Nothing much happened the following spring, and nothing at all came up in the drought year after that. But this spring, the poppies came early to Dad’s garden. He’d missed gardening for some time, his leukemia had weakened him too much to work outside. When I finally walked down to the vegetable garden, I stopped short in amazement. The poppies had taken over entirely, an exuberant explosion of red that overran the orderly rows and bounded through the fence and down the hill. Singles and ruffles, my brother and I gathered an armful to take inside for Dad to enjoy one last time.

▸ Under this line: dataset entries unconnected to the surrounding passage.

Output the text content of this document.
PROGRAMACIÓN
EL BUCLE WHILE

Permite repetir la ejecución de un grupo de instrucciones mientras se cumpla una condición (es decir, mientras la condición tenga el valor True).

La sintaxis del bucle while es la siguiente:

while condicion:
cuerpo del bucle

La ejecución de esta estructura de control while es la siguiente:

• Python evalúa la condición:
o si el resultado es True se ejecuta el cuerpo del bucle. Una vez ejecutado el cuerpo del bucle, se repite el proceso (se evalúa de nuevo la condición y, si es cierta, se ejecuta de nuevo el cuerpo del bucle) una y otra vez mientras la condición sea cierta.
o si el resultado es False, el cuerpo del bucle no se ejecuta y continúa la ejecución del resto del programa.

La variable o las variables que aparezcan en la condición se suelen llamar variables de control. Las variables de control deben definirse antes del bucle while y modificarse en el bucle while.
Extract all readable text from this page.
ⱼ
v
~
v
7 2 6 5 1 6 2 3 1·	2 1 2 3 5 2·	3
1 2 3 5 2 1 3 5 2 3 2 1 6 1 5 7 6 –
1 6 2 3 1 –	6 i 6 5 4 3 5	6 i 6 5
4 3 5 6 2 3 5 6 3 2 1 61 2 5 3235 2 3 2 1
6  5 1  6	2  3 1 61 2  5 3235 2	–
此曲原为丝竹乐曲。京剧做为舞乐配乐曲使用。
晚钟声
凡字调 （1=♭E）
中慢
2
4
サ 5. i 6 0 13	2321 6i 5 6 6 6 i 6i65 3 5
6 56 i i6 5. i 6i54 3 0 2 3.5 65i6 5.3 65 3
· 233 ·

Like Dad, I’m something of late bloomer, but here are a few things I’ve learned:
Don’t be a quitter.
Trust through the fallow spell.
Be diligent and attentive – you may or may not be rewarded.
Love beauty for its own sake.
You can never have too many flowers.
Jan 13

Slow Evening Drift
It’s a new year, and time to get busy painting! The name for my new body of work (since I like to name things) is Arboles y Agua (Trees and Water). I’m in love with grays lately, as this piece reflects. This one isn’t finished, but I can feel it beginning to come together. 2012 will be a year of many changes for me. I’ll be spending more time in Texas with my family, especially with my Dad. And I’ll be saying goodbye to Ojo Sarco this spring – I’ve really loved living here but my circumstances have changed, so I’ll be moving soon – hopefully closer to Taos. Here is one of my favorite poems about change from William Stafford:
YES
It could happen any time, tornado,
earthquake, Armageddon. It could happen
Or sunshine, love, salvation.
It could, you know. That’s why we wake
and look out – no guarantees in this life.
But some bonuses, like morning,
like right now,
like noon,
like evening.
I live and paint in a small community on the edge of the Pecos Wilderness in rural Northern New Mexico. After many years on other paths, I’ve found a haven for my life’s work in the serenity of these mountains.